Yaratıklar, sahte yiyeceklere karşı dikkatli davrandılar ve hepsini birden mideye indirdiler!
“Muhtemelen diğer tanrıların atıştırmalıklarını çalacağından korktular, bu yüzden en azından kendilerine bir şekerleme almak için ilk önce onlar atladılar.” diye açıkladı biri.
En azından bu, üç vahşi tanrının aşağı yukarı eşit konumlara sahip olduğunu gösteriyordu.

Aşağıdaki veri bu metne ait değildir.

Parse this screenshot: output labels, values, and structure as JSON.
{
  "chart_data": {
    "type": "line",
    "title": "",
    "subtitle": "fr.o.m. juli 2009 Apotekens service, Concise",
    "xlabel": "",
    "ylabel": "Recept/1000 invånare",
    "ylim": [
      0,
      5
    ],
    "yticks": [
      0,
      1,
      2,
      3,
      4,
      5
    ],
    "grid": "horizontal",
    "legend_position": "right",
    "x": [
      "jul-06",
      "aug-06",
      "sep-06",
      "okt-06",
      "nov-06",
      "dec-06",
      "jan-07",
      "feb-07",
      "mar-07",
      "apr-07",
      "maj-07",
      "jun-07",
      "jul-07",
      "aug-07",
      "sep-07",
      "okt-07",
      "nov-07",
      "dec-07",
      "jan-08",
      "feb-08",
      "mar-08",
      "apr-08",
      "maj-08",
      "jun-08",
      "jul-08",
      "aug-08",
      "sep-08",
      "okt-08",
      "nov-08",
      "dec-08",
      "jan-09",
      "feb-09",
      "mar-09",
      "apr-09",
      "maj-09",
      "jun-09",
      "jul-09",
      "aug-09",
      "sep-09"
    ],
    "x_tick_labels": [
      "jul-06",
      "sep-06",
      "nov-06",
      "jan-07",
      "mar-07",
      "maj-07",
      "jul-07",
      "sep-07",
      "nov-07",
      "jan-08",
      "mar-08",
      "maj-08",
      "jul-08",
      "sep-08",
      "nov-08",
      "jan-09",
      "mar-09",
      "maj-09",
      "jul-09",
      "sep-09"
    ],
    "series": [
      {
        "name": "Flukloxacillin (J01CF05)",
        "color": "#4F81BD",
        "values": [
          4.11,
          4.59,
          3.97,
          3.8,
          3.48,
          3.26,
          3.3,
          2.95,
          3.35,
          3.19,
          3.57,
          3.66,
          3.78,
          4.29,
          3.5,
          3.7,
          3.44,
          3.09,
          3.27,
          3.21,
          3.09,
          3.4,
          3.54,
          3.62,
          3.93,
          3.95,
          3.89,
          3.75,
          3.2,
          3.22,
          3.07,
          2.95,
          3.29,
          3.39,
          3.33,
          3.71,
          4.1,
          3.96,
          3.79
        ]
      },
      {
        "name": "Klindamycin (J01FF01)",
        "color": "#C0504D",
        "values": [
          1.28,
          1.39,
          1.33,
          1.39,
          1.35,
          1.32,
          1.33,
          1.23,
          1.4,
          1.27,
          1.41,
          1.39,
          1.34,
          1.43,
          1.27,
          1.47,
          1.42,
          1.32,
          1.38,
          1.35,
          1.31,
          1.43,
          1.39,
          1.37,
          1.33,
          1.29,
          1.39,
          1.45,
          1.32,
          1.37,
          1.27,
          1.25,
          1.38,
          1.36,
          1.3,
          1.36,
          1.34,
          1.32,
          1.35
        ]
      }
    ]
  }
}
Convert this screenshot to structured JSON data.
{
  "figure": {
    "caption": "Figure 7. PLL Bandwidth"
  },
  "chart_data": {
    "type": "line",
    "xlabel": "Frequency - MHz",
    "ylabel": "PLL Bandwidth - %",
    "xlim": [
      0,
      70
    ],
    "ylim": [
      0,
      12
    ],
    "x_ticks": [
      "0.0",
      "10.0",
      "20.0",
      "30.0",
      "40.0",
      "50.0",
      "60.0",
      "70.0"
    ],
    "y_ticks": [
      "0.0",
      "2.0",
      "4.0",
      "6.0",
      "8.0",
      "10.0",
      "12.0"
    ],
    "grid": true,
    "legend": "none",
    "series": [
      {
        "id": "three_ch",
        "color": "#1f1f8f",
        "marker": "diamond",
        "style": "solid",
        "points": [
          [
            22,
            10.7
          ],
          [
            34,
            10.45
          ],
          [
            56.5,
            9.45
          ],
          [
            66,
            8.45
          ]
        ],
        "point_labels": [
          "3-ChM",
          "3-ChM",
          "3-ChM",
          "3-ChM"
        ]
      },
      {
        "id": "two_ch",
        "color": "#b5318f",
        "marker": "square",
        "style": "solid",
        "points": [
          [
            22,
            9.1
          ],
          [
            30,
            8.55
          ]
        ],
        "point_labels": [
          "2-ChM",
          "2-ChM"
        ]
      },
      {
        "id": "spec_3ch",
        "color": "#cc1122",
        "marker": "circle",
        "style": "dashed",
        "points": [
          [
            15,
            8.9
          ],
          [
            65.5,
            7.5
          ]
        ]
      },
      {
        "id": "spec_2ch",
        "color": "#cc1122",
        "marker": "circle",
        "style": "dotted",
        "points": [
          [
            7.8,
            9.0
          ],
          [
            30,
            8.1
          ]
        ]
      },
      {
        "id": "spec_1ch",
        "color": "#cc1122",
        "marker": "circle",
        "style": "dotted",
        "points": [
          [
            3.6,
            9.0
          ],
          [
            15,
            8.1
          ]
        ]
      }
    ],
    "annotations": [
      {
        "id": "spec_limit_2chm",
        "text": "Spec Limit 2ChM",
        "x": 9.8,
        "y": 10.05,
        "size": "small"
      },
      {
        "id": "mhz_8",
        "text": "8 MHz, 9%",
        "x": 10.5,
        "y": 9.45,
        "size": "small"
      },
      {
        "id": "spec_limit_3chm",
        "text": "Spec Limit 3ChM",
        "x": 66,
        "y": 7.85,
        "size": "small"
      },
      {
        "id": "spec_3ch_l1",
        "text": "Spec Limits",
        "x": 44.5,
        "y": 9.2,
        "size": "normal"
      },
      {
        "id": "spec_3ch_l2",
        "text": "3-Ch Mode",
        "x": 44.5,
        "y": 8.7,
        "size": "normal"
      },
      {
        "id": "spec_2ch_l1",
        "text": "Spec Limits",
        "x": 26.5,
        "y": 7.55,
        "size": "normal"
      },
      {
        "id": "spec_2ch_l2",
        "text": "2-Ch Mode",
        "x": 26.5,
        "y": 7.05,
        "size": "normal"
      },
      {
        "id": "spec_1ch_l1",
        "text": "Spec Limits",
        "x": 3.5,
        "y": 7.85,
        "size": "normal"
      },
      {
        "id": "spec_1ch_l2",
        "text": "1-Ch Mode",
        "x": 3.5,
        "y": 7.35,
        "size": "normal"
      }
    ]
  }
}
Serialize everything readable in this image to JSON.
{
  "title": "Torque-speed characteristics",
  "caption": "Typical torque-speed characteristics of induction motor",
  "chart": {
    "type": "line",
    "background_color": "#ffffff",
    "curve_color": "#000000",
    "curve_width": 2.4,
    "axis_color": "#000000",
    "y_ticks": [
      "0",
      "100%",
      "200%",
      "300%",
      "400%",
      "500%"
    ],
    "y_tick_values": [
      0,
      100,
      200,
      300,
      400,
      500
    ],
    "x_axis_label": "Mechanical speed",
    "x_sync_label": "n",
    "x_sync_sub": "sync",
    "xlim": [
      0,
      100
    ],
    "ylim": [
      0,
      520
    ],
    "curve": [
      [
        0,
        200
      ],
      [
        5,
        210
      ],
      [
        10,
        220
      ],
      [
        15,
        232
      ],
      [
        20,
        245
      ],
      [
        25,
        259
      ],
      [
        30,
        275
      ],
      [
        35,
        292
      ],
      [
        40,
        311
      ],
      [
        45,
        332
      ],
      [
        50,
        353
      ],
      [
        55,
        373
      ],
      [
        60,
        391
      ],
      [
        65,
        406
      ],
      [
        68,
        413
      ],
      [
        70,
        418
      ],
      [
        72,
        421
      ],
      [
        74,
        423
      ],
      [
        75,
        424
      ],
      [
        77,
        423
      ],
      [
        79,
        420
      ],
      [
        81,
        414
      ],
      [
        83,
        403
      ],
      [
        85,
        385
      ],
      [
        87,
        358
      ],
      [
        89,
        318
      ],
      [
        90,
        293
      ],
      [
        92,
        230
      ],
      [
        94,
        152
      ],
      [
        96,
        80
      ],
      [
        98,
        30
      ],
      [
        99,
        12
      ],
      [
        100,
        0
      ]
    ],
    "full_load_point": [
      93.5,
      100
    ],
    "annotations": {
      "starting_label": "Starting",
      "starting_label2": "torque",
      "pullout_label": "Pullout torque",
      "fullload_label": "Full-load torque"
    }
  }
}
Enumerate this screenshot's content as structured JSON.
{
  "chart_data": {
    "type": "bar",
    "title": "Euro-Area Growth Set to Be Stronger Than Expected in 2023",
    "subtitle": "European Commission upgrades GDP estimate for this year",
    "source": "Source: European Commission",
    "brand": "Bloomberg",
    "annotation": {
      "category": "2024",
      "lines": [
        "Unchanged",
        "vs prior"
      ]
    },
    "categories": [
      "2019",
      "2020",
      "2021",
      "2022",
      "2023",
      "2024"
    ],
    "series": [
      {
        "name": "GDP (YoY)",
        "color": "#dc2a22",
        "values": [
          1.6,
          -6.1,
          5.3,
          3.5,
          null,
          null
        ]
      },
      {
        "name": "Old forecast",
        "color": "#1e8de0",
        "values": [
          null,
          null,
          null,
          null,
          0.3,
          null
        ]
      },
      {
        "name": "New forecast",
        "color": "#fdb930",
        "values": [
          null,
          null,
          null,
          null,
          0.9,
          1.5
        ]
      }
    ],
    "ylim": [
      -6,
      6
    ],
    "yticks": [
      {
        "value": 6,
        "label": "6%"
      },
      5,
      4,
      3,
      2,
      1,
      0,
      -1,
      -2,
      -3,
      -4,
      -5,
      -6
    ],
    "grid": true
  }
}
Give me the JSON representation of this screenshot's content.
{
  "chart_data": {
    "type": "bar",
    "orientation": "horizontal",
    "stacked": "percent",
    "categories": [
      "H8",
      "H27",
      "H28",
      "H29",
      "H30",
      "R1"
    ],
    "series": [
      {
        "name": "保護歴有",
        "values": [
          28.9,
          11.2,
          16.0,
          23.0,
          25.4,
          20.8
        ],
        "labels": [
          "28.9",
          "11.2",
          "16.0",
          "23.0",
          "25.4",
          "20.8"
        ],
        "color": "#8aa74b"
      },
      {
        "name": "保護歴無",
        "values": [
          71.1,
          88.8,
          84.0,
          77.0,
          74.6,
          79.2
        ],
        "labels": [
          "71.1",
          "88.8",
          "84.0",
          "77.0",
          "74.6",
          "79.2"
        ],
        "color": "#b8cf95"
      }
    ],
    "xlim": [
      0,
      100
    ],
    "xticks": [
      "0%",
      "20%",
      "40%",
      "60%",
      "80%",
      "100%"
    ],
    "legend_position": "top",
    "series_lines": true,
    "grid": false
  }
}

Yiyecekler mideye doğru yol aldıkça, içeride yoğunlaşan maddeler etkilerini göstermeye başlar.
Hayvanların büyüklükleri nedeniyle maddelerin etki göstermesi en az on dakika sürdü.
“vahşi tanrılar sallanıyor!”
Ama bunu başardıklarında, etkileri çarpıcıydı!
“Bayılıyorlar!”
“Şekerlemeler işe yaradı!”
“Ne?! Bahsimi kaybettim! Bu hayvanlar nasıl bu kadar aptal olabilir?! Ben onlardan daha akıllı olduklarını sanıyordum!”
“Kes şunu, beyler! Planın bir sonraki adımına geç! vahşi tanrıları güvenceye al ve cüce kabilesinin geri kalanını gazla öldür!”
Açık Kılıçlı Kızlar vahşi tanrıları kandırmak için yapılan aptalca planın gerçekten işe yaradığına neredeyse inanamıyorlardı. Planın bir sonraki adımlarına gecikmeli olarak geçtiler.